Though cryptic this means something to me and will jog the memories of my 12 or so fellow OU students on 'Creativity, Innovation and Change'.

The reference to 'Chizsentmehighly' refers to Mihaly Csikzentmihalyi and Chapter 1 of the Course Resource Book ' A Systems Perspective on Creativity'. Henry refers to the course Chair, Professor Jane Henry who also features in the 28 minute audio programme that I have now listened to FOUR times. (In surveys I come out extremely low on my ability with or liking of 'auditory' learning; give me a visual and some words, please).

In a subgroup and then in the form we discussed the meaning of 'creativity' (ostensibly in the buisness context). We found we needed to qualify it, to set parameters and have goals or outcomes. Are you, for example, creative if your ideas are in your head? Or if they are 'random acts of weirdness?'

We were made to think about use of models too, there are a couple in the Block 1 reading. The important thing I have learnt is to recognise that a model is one person's simplification of the complex. You may never get onto their wavelength, and if you do, recognise its failings. Figure 1.1 in the Csikszentmihalyi chapter is an example. Csikszentmihalyi (1999) Having studied Engestrom I prefer his Activity Systems. Tersa Amabaile in 'How to Kill Creativity' has a more easily understood Venn Diagram with 'Creativity' at the centre of Expertise, Creative Thinking Skills and Motivation.  (Amabile, 1998)

Context is important. Although I've put Apollo 13 here, we actually discussed some other example of ingenuity in a moment of crisis. This on the basis that creativity is often forthcoming at times of crisis (indeed one of the 'business guru's Jane Henry interviews charts innovation and creativity and puts in the need for pressure as delivery of a project is reached).
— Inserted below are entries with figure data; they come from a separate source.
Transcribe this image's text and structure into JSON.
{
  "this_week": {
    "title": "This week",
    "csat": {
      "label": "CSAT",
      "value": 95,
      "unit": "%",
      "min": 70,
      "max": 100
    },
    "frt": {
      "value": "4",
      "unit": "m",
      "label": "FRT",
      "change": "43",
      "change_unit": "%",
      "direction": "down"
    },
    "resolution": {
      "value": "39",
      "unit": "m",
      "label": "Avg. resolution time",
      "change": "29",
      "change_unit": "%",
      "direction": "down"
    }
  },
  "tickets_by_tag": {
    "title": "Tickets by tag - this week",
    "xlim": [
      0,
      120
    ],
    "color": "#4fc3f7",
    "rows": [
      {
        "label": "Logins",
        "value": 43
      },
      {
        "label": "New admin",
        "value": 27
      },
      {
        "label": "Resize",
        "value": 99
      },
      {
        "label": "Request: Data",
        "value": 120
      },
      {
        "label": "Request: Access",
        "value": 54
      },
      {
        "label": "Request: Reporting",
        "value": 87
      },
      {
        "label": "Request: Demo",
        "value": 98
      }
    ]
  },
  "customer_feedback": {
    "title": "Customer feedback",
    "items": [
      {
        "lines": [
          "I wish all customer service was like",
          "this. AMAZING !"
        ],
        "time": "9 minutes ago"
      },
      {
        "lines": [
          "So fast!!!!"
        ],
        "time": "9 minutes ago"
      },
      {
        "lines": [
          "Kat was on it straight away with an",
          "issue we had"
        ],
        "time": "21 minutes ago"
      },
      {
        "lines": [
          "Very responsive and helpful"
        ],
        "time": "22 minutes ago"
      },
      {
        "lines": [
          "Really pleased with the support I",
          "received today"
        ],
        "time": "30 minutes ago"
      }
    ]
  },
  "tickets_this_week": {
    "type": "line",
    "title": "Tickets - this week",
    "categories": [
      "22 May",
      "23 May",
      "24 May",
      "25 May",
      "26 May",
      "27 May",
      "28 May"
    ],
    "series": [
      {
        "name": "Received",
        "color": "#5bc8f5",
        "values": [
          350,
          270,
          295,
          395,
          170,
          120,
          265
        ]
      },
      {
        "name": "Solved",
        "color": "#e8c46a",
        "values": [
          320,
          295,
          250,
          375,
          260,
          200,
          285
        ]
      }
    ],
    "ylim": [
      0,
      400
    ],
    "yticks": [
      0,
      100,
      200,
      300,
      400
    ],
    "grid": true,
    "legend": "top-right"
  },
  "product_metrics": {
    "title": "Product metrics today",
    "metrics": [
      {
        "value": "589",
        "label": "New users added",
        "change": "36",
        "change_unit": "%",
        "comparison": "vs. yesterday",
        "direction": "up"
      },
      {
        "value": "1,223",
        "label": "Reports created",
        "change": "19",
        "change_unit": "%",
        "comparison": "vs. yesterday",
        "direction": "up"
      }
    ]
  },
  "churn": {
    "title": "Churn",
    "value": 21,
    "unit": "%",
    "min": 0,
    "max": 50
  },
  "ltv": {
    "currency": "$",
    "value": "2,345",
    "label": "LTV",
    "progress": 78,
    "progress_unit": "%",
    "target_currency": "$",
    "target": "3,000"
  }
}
The other examples remind me of the eclectic mix of backgrounds of my fellow students from whom some rich examples were given: the Army, Air Traffic Control, Manufacturing electronic lighting systems in Finland, TV, the NHS, Marketing, a County Council and so on.

Gwok Kann, Jackson Pollock, Greyson Perry and Travey Emin got a mention, as did Steve Jobs, James Dyson and Bill Gates. We got into pigeomn-holing people as 'innovative' or 'adaptive' and were warned of a 'two box thinking' (that we can quickly confine oursevels to a limiting debate).

Something similar was achieved by a Game where in groups we were given a set of nine cards: 7 with letters on them, one with a symbol and one blank. We were told to come up with a three letter anagram that would be readily understood by others. We did QE2, KPI and then by tearing the 'Pi' symbol in half and making it into an 'I' 'CIA'. In this instance we got into a conversation about how we set ourselves parameters, that we automatically follow rules and make assumptions even when there is no need to do so. We could have turned the cards over and written any letters we liked. The game had not come with a rule book.

Clearly I'll be adding to this, letting the tutorial act as a catalyst on the books, CDs and other online resources, as well as discussions in our tutor group.